Violations of International Law

The Wall Street Journal‘s editors rightly ask the question.

Has international law become a tyrant’s best friend? Democrats and foreign leaders are claiming that President Trump’s arrest of Venezuelan dictator Nicolás Maduro is illegal—at least as international law is interpreted by the reigning complex of professors, NGOs, and multilateral bureaucrats.

Never mind that none of these nay-sayers—not a single one—are willing to cite the “international law” that the US violated in the arrest of Maduro and his wife. The closest they come is the single UN law, which as no applicability to the current situation, as the editors explain in words so plain that even Leftists should be able to understand them.

I expect such cynicism and dishonest out of our enemies and our fair weather friends and acquaintances. But to get this drivel from American politicians—in the main, Progressive-Democratic Party politicians—is decidedly shameful. This sub rosa hatred of America by those who claim to be our own should be remembered at the ballot box this fall.
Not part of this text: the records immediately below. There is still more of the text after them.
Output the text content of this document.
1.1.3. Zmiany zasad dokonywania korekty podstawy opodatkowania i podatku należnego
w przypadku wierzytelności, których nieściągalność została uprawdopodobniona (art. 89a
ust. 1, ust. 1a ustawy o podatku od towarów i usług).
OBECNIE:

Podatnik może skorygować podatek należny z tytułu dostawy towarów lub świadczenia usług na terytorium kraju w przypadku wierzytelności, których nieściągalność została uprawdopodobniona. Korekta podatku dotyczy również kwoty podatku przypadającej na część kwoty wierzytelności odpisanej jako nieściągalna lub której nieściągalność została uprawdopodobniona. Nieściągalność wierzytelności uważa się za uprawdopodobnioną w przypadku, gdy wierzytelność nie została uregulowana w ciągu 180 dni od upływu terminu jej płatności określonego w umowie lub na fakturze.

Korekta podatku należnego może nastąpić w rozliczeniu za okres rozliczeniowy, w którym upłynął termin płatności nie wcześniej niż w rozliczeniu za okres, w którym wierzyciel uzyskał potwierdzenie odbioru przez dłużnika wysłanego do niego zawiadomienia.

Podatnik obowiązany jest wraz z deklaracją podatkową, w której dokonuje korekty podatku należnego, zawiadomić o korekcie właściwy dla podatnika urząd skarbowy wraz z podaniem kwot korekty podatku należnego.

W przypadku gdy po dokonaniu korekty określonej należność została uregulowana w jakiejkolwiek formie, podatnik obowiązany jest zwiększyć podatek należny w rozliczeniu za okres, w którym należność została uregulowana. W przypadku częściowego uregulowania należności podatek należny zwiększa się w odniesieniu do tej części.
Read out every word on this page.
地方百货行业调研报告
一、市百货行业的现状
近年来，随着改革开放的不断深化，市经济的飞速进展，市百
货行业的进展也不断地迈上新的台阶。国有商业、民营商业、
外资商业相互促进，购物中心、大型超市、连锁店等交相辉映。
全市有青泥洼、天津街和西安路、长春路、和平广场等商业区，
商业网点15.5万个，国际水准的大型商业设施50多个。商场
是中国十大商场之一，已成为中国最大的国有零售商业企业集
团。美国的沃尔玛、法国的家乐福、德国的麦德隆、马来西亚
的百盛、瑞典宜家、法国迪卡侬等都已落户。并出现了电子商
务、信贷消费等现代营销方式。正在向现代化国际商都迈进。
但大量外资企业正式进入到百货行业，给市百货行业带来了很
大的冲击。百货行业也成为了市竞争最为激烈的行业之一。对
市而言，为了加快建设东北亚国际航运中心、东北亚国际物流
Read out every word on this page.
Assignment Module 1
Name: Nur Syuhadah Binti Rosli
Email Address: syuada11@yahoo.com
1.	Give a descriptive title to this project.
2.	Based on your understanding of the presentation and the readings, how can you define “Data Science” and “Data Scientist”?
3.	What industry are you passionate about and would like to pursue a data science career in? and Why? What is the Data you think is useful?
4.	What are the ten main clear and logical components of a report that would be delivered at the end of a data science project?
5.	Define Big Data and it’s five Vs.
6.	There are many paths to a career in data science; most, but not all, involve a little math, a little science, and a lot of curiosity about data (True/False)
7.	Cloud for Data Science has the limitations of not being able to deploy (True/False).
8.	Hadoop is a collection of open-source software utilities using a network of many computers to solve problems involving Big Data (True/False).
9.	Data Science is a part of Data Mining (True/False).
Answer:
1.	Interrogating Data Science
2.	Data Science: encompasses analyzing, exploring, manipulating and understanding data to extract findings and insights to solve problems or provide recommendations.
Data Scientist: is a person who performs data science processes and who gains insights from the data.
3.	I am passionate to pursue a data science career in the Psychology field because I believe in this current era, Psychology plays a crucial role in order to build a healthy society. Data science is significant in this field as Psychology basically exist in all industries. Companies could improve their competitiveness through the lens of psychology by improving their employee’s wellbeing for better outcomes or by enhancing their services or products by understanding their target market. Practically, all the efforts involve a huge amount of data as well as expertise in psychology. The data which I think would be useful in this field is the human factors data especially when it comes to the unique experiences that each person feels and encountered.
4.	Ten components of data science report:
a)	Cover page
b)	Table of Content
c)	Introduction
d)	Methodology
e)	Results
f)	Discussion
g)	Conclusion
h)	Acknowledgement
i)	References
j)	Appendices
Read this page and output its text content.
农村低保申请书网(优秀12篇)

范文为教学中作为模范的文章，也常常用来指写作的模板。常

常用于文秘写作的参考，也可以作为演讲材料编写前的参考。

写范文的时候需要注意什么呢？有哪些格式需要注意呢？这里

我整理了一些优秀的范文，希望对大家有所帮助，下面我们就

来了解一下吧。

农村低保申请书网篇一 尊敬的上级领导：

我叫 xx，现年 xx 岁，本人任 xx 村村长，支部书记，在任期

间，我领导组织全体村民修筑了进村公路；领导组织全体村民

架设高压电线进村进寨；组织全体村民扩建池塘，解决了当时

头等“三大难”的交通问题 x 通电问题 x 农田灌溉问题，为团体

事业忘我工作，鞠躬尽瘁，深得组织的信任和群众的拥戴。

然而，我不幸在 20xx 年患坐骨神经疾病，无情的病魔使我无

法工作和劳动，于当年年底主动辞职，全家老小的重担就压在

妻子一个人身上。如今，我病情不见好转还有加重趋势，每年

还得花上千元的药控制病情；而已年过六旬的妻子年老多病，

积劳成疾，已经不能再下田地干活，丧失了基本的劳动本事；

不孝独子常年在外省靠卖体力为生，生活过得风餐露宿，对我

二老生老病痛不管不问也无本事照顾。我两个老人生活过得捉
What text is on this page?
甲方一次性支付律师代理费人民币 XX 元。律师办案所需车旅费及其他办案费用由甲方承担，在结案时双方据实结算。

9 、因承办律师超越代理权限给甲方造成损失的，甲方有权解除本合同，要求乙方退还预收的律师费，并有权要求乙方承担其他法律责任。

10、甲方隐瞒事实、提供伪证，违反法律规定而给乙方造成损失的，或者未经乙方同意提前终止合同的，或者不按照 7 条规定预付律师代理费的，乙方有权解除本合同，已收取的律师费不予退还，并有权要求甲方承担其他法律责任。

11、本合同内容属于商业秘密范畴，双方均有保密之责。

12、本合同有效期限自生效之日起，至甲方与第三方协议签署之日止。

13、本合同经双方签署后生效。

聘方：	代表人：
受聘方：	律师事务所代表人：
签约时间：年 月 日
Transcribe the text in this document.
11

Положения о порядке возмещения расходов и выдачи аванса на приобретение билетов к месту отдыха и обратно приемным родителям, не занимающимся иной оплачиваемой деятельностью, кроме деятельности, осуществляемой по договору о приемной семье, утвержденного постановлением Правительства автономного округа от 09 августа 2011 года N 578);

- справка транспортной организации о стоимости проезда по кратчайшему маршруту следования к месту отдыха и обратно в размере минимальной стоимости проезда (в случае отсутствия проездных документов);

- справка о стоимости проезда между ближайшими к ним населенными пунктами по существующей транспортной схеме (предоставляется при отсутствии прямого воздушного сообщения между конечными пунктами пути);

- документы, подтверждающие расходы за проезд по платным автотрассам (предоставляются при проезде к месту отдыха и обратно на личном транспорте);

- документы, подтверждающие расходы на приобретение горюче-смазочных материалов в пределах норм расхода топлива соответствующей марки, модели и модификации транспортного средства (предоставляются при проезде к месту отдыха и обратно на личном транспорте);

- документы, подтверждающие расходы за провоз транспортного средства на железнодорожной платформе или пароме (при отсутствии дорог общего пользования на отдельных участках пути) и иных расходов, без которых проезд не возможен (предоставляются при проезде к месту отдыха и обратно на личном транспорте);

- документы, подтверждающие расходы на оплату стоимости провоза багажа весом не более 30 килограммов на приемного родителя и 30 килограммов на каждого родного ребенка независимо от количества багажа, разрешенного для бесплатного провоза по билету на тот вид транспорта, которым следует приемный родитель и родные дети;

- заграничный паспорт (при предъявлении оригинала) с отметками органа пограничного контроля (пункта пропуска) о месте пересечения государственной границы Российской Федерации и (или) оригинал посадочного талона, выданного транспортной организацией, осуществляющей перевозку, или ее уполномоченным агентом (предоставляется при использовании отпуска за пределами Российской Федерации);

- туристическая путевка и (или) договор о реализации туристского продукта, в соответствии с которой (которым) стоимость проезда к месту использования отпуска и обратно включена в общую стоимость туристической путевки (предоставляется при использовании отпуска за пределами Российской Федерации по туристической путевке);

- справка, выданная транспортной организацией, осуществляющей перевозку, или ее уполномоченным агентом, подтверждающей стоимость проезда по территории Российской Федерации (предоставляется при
A Quick Thought on Tariffs

The lede sets the table for my thought, even while mixing similes or metaphors or somethings.

The highest tariffs in almost a century haven’t caused the massive surge in inflation many economists feared. But that shouldn’t have come as a surprise, according to two new studies.

Begin with the understanding that today’s economy, both domestic and as we interact and intertwine with other nations’ economies, is far more complex than it was during the 19th and early 20th century heydays of tariffs.

Within that understanding, we don’t know the lags, if any, between tariff implementation and domestic price increases. That’s true whether the tariffs are implemented in specific economic areas or across the domestic board. Nor do we understand the mechanisms by which tariffs on foreign goods and services have their effect on domestic goods and services or on our economy in general. Nor do we understand the pathways by which those mechanisms might work their effects.

Each of these must be determined empirically, and that takes time. Presently, we’re in a nation-wide experiment that will provide the data that will let us understand each of these unknowns.

For how long must this experiment run before we can say reasonably definitively that tariffs are not having more than a minor effect on prices? That’s also unknown, but I suspect an outer bound on that is a couple of years.

Disruptive in the near term the Trump tariffs—or at least his rhetoric about them—might seem to be, it’s much to soon to assess their disruptiveness or lack in the intermediate and longer terms.